Efsaneleşmiş isimler "Ahmet Hamdi Tanpınar, Ziya Gökalp,
Necip Fazıl Kısakürek, Peyami Safa, Ömer Seyfettin, Yahya Kemal
Beyatlı vs. vs. vs. gibi isimler dururken, bizim gibi yeni
yetmelere yazar denmesi kaleme kağıda hakaret" diye
düşündüm..
Ağabeyim ve patronum Hadi Özışık, "Yaz Süleyman yaz! Sen
düşüncelerinle duygularını iyi bütünleştiriyorsun. Yaz ve
görüşlerini okurların takdirine sun!" dediğinden beri
biraz da ağabey emrivakisi ile belli zaman dilimlerinde sizinle
sohbet etme imkanı buldum.
Belirli bir düşüncem olduğunda, o düşüncemi, haddimi ve çapımı
aşmadan ifade etmeye çabaladım. Eleştirdiğim kişilere karşı azami
saygımı korumaya çalıştım.
Yaptığım sadece bu oldu.
Yaptığım ve yapmadığım şeyler oldu yazarken...

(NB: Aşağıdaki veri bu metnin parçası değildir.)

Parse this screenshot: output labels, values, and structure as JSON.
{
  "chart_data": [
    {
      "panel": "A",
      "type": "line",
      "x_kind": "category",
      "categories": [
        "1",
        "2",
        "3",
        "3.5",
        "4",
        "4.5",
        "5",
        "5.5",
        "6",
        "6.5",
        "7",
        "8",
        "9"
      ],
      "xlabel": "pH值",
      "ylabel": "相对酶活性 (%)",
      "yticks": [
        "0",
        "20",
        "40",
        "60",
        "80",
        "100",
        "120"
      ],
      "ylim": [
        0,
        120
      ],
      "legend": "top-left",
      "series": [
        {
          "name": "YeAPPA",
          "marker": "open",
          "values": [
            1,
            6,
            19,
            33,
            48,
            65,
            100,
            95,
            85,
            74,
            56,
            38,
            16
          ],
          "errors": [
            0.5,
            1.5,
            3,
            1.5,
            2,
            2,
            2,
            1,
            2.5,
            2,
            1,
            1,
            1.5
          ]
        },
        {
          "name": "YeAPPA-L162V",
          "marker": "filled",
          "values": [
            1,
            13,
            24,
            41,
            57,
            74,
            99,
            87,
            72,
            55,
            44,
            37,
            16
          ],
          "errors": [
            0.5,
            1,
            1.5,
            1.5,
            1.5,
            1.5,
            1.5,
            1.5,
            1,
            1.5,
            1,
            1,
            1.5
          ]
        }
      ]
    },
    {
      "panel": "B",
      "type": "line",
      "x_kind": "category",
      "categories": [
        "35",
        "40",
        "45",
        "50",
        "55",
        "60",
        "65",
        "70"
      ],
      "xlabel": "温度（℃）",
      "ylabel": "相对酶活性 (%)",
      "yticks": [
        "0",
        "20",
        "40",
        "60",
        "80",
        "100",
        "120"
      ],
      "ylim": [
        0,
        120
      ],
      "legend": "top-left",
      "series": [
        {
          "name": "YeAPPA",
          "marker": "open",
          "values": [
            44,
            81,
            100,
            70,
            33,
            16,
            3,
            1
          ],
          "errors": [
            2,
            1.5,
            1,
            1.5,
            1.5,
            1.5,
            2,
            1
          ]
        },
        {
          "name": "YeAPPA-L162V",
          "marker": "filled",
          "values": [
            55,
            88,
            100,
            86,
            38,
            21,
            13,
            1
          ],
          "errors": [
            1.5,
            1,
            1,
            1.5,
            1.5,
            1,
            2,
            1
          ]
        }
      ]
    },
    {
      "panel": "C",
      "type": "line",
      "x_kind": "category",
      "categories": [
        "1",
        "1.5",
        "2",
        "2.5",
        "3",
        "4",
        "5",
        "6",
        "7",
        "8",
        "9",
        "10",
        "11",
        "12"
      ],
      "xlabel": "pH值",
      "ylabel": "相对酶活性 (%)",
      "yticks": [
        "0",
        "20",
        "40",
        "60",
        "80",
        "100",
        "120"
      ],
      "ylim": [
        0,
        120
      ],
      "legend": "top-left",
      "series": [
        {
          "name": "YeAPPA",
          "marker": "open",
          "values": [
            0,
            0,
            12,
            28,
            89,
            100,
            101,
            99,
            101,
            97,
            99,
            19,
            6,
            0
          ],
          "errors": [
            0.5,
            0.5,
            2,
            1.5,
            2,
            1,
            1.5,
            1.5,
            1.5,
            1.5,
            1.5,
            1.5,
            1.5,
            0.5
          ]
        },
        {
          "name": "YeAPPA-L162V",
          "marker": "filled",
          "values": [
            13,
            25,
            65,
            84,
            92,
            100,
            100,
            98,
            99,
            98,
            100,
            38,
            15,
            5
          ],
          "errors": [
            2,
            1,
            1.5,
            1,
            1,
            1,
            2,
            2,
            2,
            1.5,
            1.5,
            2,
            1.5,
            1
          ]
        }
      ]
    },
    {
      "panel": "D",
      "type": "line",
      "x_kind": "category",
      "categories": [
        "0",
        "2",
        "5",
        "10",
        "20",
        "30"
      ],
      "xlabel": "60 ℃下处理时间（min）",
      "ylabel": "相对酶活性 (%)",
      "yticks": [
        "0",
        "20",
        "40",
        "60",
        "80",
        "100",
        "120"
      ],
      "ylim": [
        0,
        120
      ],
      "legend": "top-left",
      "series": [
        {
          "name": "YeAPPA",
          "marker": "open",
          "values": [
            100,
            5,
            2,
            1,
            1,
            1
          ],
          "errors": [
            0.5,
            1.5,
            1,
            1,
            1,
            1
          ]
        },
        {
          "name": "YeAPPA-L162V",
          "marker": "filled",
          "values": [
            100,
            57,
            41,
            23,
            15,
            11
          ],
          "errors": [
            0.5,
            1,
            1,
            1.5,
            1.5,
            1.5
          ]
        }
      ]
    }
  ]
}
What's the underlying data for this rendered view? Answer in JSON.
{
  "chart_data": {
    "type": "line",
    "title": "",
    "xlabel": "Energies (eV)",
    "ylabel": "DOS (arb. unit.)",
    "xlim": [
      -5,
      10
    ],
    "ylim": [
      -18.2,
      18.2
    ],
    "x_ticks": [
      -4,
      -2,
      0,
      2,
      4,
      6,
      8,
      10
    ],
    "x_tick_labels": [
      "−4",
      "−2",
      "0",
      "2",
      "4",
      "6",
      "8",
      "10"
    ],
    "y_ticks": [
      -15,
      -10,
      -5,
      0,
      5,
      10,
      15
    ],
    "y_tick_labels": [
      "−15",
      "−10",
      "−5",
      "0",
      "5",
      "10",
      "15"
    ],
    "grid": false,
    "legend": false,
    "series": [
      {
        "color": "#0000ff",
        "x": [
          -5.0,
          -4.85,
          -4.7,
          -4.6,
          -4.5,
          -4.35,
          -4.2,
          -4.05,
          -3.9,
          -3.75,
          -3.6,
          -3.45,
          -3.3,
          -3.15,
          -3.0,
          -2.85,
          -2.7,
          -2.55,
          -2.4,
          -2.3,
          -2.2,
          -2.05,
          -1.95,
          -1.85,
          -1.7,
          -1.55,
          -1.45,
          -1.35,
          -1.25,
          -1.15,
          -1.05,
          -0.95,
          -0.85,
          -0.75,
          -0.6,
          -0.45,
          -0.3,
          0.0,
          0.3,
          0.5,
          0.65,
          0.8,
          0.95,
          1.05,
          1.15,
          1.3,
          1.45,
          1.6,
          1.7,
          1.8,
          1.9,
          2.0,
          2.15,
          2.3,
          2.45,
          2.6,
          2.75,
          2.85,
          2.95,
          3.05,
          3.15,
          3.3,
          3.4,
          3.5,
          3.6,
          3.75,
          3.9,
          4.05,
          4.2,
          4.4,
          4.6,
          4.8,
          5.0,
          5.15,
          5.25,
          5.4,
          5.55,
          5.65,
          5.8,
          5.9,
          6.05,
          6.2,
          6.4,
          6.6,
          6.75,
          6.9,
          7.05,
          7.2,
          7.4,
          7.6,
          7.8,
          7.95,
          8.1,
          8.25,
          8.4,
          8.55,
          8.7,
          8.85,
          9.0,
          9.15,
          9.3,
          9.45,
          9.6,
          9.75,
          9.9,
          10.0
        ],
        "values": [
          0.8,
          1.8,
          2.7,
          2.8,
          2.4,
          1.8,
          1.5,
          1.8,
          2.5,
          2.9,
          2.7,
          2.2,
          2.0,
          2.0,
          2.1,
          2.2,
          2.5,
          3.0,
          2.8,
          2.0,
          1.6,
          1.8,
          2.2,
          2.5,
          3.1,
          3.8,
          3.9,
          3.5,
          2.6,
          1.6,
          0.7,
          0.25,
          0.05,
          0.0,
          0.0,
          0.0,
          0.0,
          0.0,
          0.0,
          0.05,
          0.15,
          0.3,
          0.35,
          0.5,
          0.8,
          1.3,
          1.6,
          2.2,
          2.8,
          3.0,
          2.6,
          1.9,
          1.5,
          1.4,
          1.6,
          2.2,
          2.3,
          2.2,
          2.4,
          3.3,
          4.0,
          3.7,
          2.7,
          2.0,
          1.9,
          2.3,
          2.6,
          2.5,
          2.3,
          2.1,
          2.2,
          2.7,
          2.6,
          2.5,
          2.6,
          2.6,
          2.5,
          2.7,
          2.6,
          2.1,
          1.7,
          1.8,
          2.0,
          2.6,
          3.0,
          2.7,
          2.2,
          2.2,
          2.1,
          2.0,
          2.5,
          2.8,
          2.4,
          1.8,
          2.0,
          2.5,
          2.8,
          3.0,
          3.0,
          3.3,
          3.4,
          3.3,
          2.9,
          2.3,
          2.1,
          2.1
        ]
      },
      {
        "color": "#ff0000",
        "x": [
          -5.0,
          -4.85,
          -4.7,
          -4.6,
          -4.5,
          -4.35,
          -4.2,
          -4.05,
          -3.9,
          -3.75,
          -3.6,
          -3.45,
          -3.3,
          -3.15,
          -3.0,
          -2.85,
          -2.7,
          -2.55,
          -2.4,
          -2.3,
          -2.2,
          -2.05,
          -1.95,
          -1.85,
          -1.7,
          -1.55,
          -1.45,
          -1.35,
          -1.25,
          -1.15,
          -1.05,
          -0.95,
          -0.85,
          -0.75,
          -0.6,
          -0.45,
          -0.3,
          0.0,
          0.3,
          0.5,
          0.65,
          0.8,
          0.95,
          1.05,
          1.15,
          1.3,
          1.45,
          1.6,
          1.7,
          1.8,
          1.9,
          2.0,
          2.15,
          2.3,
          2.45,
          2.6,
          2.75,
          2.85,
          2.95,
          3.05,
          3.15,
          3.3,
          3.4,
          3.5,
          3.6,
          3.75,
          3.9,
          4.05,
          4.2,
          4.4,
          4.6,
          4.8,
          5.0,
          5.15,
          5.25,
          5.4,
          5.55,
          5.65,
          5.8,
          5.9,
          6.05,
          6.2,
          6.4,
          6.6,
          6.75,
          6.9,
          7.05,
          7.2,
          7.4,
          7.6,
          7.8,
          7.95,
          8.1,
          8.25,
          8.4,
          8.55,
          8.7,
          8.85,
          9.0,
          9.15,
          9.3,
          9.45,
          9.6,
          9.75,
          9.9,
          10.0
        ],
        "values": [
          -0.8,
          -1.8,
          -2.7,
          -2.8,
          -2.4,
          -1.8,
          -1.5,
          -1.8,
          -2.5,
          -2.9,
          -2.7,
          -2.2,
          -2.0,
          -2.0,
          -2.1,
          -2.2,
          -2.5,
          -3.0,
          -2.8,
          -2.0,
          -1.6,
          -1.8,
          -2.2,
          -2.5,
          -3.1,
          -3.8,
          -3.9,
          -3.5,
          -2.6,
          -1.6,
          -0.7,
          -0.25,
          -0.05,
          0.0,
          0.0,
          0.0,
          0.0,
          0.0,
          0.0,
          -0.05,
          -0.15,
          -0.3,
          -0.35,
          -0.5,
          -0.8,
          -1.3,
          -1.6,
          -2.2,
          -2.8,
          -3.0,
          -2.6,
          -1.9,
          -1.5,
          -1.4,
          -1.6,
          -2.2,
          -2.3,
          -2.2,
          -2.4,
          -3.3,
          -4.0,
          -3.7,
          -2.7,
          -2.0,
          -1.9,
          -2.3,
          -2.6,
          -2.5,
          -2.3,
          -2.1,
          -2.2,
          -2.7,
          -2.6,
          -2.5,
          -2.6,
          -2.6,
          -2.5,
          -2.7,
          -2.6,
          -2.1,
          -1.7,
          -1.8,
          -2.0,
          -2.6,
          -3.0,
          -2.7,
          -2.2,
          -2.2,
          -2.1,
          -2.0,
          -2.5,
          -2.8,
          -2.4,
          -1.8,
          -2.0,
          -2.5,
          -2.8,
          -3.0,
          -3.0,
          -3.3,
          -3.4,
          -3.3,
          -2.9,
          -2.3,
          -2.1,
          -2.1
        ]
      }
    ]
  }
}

Hiç bir iradeye, hiç bir inanca saygısızlık etmemeye gayret
sarfettim. Soğumuş yüreklere ve küllenmiş insanlıklara seslenmekten
uzak durdum. Kötülüğü iyilik, iyiliği kötülük gibi övmemek için
çabaladım.
Azap ve zillet içinde kalanlara asla yaranmaya çalışmadım. Herkesi
memnun etmenin sadece ahmakların hayali olduğunu bilerek yazdım.
İçimde yer alan hisarın derin mahzenlerinde hileye ve hurdaya yer
vermemek için uğraştım.
Yazdığım yazılardan ötürü kimi zaman bir sevgi çemberinin içinde
kaldığımı, kimi zaman ise üzerimde yakaladığım çakmak gibi
bakışlarda şimşeklerin çaktığını gördüm.
Bazen sevginin üzerime bir rahmet gibi, bir nur gibi yağdığını,
bazen ise öfkenin, kinin, nefretin lanetine maruz kaldığımı ta
buradan hissettim.
Yazdıklarımı hiç okumadan eleştiren birkaç sefilin, alev alev yanan
gözlerinde beni yakmaya çalışmalarından korkmadım ve ürkmedim.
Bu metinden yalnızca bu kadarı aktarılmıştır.